Barcelona ist eine tolle Stadt. Allerdings hat die Metropole Kataloniens auch ein paar große Probleme: zum Beispiel Luftverschmutzung. Genau dagegen will die Stadt jetzt etwas unternehmen und richtet Superblocks ein.

Die Superblocks müsst ihre euch wie verkehrsberuhigte Zonen vorstellen. Allerdings geht es in Barcelona nicht nur um eine Straße, sondern um mehrere Häuserblocks, die zu einem etwa 400 mal 400 Meter großen Abschnitt zusammengefasst werden. Eines der ersten Viertel, in denen die Superblocks umgesetzt werden soll, ist Eixample. Und das ist praktischerweise ein Planviertel, das aus ganz regelmäßigen Häuserblocks besteht.

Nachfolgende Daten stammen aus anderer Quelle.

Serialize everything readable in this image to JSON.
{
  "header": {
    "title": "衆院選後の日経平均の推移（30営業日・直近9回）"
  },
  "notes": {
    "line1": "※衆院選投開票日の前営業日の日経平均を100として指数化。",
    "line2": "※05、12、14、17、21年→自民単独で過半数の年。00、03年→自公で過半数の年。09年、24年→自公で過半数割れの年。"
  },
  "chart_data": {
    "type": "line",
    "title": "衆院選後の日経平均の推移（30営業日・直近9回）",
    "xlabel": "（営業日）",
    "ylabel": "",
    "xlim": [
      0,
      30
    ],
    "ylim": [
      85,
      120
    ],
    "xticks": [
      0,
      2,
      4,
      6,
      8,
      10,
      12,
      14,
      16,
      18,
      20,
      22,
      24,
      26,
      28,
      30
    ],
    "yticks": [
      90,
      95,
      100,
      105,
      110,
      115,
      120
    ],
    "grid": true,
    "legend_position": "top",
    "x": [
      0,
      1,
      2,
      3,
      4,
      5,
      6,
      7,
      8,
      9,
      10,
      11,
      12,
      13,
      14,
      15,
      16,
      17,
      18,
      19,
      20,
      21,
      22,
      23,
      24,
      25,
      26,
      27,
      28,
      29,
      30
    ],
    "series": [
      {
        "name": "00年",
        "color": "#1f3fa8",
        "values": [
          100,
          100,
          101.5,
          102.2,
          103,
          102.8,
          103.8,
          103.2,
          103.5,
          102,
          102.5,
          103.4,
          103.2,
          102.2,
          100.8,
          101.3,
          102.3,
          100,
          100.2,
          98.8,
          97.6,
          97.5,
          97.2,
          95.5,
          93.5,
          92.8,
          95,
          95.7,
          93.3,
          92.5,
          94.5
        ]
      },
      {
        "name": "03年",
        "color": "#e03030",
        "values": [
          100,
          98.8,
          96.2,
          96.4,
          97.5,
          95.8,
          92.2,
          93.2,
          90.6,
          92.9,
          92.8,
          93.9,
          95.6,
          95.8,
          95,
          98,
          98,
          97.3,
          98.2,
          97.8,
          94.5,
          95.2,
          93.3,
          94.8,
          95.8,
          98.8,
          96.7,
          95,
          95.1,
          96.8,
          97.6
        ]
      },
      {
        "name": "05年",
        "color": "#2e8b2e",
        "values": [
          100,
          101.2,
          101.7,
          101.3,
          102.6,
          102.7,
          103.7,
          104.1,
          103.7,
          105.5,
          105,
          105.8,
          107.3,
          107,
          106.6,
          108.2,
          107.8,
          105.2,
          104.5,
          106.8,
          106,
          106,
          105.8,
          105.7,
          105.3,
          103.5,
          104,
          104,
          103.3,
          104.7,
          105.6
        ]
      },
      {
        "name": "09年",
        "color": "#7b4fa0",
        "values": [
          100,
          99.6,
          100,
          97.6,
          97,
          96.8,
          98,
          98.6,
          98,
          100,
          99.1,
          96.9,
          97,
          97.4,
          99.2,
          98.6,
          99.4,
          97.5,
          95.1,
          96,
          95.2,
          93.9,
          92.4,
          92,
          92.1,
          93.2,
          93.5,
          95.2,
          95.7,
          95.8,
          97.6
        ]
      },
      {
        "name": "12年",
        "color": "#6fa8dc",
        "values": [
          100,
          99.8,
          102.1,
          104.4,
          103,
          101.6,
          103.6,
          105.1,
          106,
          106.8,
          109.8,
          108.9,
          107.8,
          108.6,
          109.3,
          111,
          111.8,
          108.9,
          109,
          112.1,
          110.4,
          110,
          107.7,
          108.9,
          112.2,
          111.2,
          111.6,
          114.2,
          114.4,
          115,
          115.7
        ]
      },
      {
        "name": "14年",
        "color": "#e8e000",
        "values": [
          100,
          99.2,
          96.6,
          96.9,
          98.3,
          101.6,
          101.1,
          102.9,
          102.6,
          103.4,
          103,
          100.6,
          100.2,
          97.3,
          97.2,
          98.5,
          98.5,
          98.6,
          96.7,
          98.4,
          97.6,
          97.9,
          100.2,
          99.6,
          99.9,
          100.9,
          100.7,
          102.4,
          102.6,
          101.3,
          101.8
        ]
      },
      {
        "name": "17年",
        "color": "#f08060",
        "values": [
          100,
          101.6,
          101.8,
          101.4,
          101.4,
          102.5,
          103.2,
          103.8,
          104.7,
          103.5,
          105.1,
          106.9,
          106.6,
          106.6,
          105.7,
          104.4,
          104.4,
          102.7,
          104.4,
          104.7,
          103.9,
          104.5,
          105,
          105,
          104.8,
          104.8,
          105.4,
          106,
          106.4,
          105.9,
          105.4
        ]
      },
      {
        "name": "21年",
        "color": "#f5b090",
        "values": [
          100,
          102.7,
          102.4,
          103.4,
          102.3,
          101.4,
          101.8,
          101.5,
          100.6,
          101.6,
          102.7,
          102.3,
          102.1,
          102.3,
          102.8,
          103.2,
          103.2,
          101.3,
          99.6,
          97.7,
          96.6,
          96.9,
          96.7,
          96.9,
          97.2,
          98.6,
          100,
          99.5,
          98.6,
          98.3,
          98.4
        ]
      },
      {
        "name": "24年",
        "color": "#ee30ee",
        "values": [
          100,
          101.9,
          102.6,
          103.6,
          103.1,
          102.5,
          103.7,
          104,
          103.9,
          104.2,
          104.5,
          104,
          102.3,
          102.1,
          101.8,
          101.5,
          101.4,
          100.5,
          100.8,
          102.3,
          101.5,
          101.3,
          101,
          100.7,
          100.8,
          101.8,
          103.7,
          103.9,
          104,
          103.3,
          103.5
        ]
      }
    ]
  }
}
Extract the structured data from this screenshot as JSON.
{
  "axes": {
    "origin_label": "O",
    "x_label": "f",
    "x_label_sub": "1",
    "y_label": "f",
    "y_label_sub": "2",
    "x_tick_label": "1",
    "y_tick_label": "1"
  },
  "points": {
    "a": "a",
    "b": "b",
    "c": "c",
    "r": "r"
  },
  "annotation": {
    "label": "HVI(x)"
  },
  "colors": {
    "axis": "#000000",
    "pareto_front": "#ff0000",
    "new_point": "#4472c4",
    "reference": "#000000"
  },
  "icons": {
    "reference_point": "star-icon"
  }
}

Für einen Superblock wurden neun Häuserblocks zusammengefasst. Der Verkehr wird dann um diesen Superblock herumgeleitet. Autos dürfen zwar durch, aber nur sehr begrenzt. Ausgenommen sind zum Beispiel Anwohner oder wer etwas für Geschäfte anliefern muss. Auch die dürfen aber nur zehn Kilometer pro Stunde fahren. In den Superblocks sollen die Straßen für die Anwohner und für die Fahrradfahrer da sein. Kinder können spielen und Erwachsene draußen sitzen und Kaffee trinken.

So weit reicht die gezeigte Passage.